Sementara sebagian pedagang yang sudah selesai memindahkan dan menata barang dagangannya, mereka mulai melayani pembeli.
Salah satu pedagang los, Lilis Setyawati mengatakan, ia baru mulai berjualan di Pasar Gedhe Klaten pada Kamis (10/8/2023) ini. Selama dua hari sebelumnya, ia dibantu karyawannya memindahkan barang dagangan dari pasar darurat.
“Saya sudah mulai pindahan sejak dua hari yang lalu. Karena tidak bisa sekali pindahannya. Saya baru jualan hari ini,” kata pedagang yang dikenal dengan nama “Bu Dosen” itu.
Lilis Setyawati menjelaskan, untuk ukuran los memang lebih sempit dibandingkan los tempat ia berjualan di bangunan lama. Saat ini, ukuran los tempat ia berjualan sekitar 12 meter persegi. Sedang ukuran los sebelumnya yaitu 40 meter persegi.
“Ya sudah, nggak apa-apa, memang peraturannya begitu,” ujarnya.

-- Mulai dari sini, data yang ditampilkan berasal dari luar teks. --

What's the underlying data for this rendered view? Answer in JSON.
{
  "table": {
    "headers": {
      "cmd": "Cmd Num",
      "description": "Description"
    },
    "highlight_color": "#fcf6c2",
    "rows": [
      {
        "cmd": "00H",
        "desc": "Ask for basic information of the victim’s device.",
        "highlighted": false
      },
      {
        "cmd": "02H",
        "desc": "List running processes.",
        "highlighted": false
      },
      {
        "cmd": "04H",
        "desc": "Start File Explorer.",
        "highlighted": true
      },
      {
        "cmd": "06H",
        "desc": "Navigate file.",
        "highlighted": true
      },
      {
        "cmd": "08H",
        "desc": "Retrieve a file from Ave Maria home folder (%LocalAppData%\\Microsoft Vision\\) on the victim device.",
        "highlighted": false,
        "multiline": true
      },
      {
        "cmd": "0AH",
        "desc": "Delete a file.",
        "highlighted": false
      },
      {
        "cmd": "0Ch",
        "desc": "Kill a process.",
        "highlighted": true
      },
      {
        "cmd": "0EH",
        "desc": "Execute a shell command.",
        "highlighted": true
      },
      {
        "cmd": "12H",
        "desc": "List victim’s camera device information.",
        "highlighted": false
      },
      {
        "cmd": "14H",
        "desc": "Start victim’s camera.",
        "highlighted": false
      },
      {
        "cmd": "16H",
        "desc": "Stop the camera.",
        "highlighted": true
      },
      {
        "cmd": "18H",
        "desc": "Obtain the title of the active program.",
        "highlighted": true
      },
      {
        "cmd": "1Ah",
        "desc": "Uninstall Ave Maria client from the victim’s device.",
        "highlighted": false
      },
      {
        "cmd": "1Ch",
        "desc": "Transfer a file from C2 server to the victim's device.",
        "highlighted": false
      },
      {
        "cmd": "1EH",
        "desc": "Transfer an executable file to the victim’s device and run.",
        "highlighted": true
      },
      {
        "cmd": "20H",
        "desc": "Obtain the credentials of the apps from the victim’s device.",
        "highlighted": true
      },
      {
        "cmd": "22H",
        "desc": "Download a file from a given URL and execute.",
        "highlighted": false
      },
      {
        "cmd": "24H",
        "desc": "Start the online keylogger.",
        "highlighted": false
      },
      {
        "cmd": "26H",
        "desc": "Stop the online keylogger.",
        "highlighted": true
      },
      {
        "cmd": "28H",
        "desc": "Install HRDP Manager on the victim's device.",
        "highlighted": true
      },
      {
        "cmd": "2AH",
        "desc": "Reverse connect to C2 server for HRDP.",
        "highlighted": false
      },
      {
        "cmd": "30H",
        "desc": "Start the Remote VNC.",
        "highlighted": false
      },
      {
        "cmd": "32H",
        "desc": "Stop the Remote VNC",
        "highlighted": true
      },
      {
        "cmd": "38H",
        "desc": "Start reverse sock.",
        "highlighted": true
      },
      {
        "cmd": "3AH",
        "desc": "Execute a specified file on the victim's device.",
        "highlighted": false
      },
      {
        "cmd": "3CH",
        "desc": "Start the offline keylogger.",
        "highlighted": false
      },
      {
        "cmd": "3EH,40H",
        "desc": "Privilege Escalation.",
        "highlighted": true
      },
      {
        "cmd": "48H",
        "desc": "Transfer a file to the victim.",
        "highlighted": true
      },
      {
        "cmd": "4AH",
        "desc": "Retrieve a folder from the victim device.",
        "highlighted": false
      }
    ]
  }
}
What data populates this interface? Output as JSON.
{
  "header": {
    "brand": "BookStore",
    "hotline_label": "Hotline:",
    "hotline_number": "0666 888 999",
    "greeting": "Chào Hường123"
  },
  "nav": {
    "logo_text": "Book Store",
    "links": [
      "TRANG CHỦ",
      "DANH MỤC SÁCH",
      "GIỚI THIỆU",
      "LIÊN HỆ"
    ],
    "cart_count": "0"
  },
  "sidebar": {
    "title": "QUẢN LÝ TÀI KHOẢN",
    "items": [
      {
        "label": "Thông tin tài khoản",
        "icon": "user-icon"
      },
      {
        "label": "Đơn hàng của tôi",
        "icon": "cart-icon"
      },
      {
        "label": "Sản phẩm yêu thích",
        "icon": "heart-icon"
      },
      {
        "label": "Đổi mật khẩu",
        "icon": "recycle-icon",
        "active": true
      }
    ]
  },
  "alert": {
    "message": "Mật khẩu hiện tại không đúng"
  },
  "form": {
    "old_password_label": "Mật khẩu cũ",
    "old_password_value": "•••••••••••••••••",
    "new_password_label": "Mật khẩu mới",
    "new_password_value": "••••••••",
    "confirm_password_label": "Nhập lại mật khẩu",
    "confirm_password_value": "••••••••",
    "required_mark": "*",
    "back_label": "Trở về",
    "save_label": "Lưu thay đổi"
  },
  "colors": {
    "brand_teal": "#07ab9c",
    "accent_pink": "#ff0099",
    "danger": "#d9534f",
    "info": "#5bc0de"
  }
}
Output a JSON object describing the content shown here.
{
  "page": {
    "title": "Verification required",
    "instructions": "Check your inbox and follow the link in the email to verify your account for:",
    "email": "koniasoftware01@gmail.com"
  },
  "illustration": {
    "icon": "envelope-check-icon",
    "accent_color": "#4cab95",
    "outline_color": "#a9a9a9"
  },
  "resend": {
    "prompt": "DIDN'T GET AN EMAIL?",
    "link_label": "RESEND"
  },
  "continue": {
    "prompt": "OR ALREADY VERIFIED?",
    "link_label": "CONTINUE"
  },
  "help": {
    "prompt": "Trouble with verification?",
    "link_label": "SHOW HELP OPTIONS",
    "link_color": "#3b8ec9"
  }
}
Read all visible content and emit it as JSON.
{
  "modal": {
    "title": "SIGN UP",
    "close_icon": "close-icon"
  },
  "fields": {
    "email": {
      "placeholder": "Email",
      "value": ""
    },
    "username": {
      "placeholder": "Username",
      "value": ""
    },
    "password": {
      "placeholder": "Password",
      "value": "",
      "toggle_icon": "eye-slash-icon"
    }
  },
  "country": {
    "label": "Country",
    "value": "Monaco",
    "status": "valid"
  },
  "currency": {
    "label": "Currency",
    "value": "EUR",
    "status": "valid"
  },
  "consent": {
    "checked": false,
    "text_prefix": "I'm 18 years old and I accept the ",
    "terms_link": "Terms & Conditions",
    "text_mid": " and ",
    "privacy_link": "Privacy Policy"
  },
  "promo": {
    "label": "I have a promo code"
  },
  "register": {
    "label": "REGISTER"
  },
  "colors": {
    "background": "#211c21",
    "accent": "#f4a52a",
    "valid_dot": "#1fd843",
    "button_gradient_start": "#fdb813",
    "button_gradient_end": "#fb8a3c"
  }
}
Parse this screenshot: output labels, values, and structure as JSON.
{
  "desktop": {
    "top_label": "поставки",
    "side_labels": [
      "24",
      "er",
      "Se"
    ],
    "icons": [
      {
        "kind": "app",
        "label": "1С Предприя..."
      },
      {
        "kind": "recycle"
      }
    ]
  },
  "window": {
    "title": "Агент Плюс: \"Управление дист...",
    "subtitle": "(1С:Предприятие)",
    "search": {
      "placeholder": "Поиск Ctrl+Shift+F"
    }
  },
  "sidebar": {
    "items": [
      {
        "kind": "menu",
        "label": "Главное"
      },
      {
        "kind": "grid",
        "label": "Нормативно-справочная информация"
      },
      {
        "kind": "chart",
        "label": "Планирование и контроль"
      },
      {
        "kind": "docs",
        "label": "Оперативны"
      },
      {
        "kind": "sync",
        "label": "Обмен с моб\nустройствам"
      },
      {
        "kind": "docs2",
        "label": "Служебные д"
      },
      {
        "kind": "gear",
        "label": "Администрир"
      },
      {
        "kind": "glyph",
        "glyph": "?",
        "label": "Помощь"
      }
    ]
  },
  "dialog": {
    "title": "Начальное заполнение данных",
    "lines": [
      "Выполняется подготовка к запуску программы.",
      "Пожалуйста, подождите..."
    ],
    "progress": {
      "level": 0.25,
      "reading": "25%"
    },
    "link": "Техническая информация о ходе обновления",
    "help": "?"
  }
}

Lilis sudah berjualan di Pasar Gedhe Klaten sejak 1980. Dia sudah beberapa kali mengalami proses pindah-balik seiring renovasi pasar.
“Dulu jualan di pasar sini. Kemudian di Alun Alun Klaten [ketika pasar direnovasi]. Lalu balik lagi jualan di sini. Kemudian pindah ke sana (pasar darurat). Dan sekarang, pindah di sini lagi,” katanya.
Sementara itu Kepala Pasar Gedhe Klaten, Purwadi menjelaskan, per tanggal 10 Agustus 2023, Pasar Gedhe mulai beroperasi, dan pasar darurat sudah off. Artinya, sudah tidak ada kegiatan di pasar darurat.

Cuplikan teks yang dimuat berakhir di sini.